275 ≦ 2As + Sb + Bi + Pb (1)
0.01 ≦ (2As + Sb) / (Bi + Pb) ≦ 10.00 (2)
In the above equations (1) and (2), As, Sb, Bi and Pb each represent the content (mass ppm) in the alloy composition. The solder paste according to claim 12, wherein the alloy composition satisfies the following formula (1a).
275 ≦ 2As + Sb + Bi + Pb ≦ 25200 (1a)
In the above formula (1a), As, Sb, Bi and Pb each represent the content (mass ppm) in the alloy composition. The solder paste according to claim 12, wherein the alloy composition satisfies the following formula (1b).
275 ≦ 2As + Sb + Bi + Pb ≦ 5300 (1b)
In the above formula (1b), As, Sb, Bi and Pb each represent the content (mass ppm) in the alloy composition. The solder paste according to any one of claims 12 to 14, wherein the alloy composition satisfies the following formula (2a).
0.31 ≦ (2As + Sb) / (Bi + Pb) ≦ 10.00 (2a)

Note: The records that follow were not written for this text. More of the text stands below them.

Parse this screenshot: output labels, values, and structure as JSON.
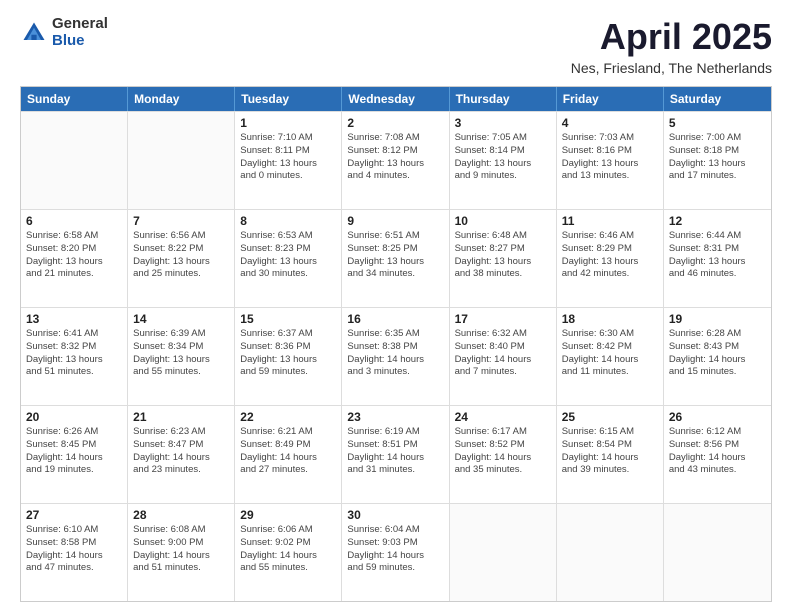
{
  "logo": {
    "general": "General",
    "blue": "Blue"
  },
  "title": {
    "month": "April 2025",
    "location": "Nes, Friesland, The Netherlands"
  },
  "header_days": [
    "Sunday",
    "Monday",
    "Tuesday",
    "Wednesday",
    "Thursday",
    "Friday",
    "Saturday"
  ],
  "weeks": [
    [
      {
        "day": "",
        "info": ""
      },
      {
        "day": "",
        "info": ""
      },
      {
        "day": "1",
        "info": "Sunrise: 7:10 AM\nSunset: 8:11 PM\nDaylight: 13 hours\nand 0 minutes."
      },
      {
        "day": "2",
        "info": "Sunrise: 7:08 AM\nSunset: 8:12 PM\nDaylight: 13 hours\nand 4 minutes."
      },
      {
        "day": "3",
        "info": "Sunrise: 7:05 AM\nSunset: 8:14 PM\nDaylight: 13 hours\nand 9 minutes."
      },
      {
        "day": "4",
        "info": "Sunrise: 7:03 AM\nSunset: 8:16 PM\nDaylight: 13 hours\nand 13 minutes."
      },
      {
        "day": "5",
        "info": "Sunrise: 7:00 AM\nSunset: 8:18 PM\nDaylight: 13 hours\nand 17 minutes."
      }
    ],
    [
      {
        "day": "6",
        "info": "Sunrise: 6:58 AM\nSunset: 8:20 PM\nDaylight: 13 hours\nand 21 minutes."
      },
      {
        "day": "7",
        "info": "Sunrise: 6:56 AM\nSunset: 8:22 PM\nDaylight: 13 hours\nand 25 minutes."
      },
      {
        "day": "8",
        "info": "Sunrise: 6:53 AM\nSunset: 8:23 PM\nDaylight: 13 hours\nand 30 minutes."
      },
      {
        "day": "9",
        "info": "Sunrise: 6:51 AM\nSunset: 8:25 PM\nDaylight: 13 hours\nand 34 minutes."
      },
      {
        "day": "10",
        "info": "Sunrise: 6:48 AM\nSunset: 8:27 PM\nDaylight: 13 hours\nand 38 minutes."
      },
      {
        "day": "11",
        "info": "Sunrise: 6:46 AM\nSunset: 8:29 PM\nDaylight: 13 hours\nand 42 minutes."
      },
      {
        "day": "12",
        "info": "Sunrise: 6:44 AM\nSunset: 8:31 PM\nDaylight: 13 hours\nand 46 minutes."
      }
    ],
    [
      {
        "day": "13",
        "info": "Sunrise: 6:41 AM\nSunset: 8:32 PM\nDaylight: 13 hours\nand 51 minutes."
      },
      {
        "day": "14",
        "info": "Sunrise: 6:39 AM\nSunset: 8:34 PM\nDaylight: 13 hours\nand 55 minutes."
      },
      {
        "day": "15",
        "info": "Sunrise: 6:37 AM\nSunset: 8:36 PM\nDaylight: 13 hours\nand 59 minutes."
      },
      {
        "day": "16",
        "info": "Sunrise: 6:35 AM\nSunset: 8:38 PM\nDaylight: 14 hours\nand 3 minutes."
      },
      {
        "day": "17",
        "info": "Sunrise: 6:32 AM\nSunset: 8:40 PM\nDaylight: 14 hours\nand 7 minutes."
      },
      {
        "day": "18",
        "info": "Sunrise: 6:30 AM\nSunset: 8:42 PM\nDaylight: 14 hours\nand 11 minutes."
      },
      {
        "day": "19",
        "info": "Sunrise: 6:28 AM\nSunset: 8:43 PM\nDaylight: 14 hours\nand 15 minutes."
      }
    ],
    [
      {
        "day": "20",
        "info": "Sunrise: 6:26 AM\nSunset: 8:45 PM\nDaylight: 14 hours\nand 19 minutes."
      },
      {
        "day": "21",
        "info": "Sunrise: 6:23 AM\nSunset: 8:47 PM\nDaylight: 14 hours\nand 23 minutes."
      },
      {
        "day": "22",
        "info": "Sunrise: 6:21 AM\nSunset: 8:49 PM\nDaylight: 14 hours\nand 27 minutes."
      },
      {
        "day": "23",
        "info": "Sunrise: 6:19 AM\nSunset: 8:51 PM\nDaylight: 14 hours\nand 31 minutes."
      },
      {
        "day": "24",
        "info": "Sunrise: 6:17 AM\nSunset: 8:52 PM\nDaylight: 14 hours\nand 35 minutes."
      },
      {
        "day": "25",
        "info": "Sunrise: 6:15 AM\nSunset: 8:54 PM\nDaylight: 14 hours\nand 39 minutes."
      },
      {
        "day": "26",
        "info": "Sunrise: 6:12 AM\nSunset: 8:56 PM\nDaylight: 14 hours\nand 43 minutes."
      }
    ],
    [
      {
        "day": "27",
        "info": "Sunrise: 6:10 AM\nSunset: 8:58 PM\nDaylight: 14 hours\nand 47 minutes."
      },
      {
        "day": "28",
        "info": "Sunrise: 6:08 AM\nSunset: 9:00 PM\nDaylight: 14 hours\nand 51 minutes."
      },
      {
        "day": "29",
        "info": "Sunrise: 6:06 AM\nSunset: 9:02 PM\nDaylight: 14 hours\nand 55 minutes."
      },
      {
        "day": "30",
        "info": "Sunrise: 6:04 AM\nSunset: 9:03 PM\nDaylight: 14 hours\nand 59 minutes."
      },
      {
        "day": "",
        "info": ""
      },
      {
        "day": "",
        "info": ""
      },
      {
        "day": "",
        "info": ""
      }
    ]
  ]
}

In the above formula (2a), As, Sb, Bi and Pb each represent the content (mass ppm) in the alloy composition. Further, the invention according to any one of claims 12 to 15, wherein the alloy composition contains at least one selected from the group consisting of Ag: 0 to 4% by mass and Cu: 0 to 0.9% by mass. Solder paste. A method for producing a rosin compound, which comprises the following steps (a) and (b).
Step (a): A step of distilling a raw material rosin compound containing agatic acids of 1% by mass or more and 15% by mass or less to concentrate the agatic acids in the raw material rosin compound Step (b): After the step (a) The step of distilling and purifying a crude rosin compound containing concentrated agatinic acids to obtain a rosin compound containing more than 15% by mass and 70% by mass or less of agatinic acids. The method for producing a rosin compound according to claim 17, wherein in the step (a), the raw material rosin compound selected from the group consisting of natural rosin and hydrogenated rosin is used.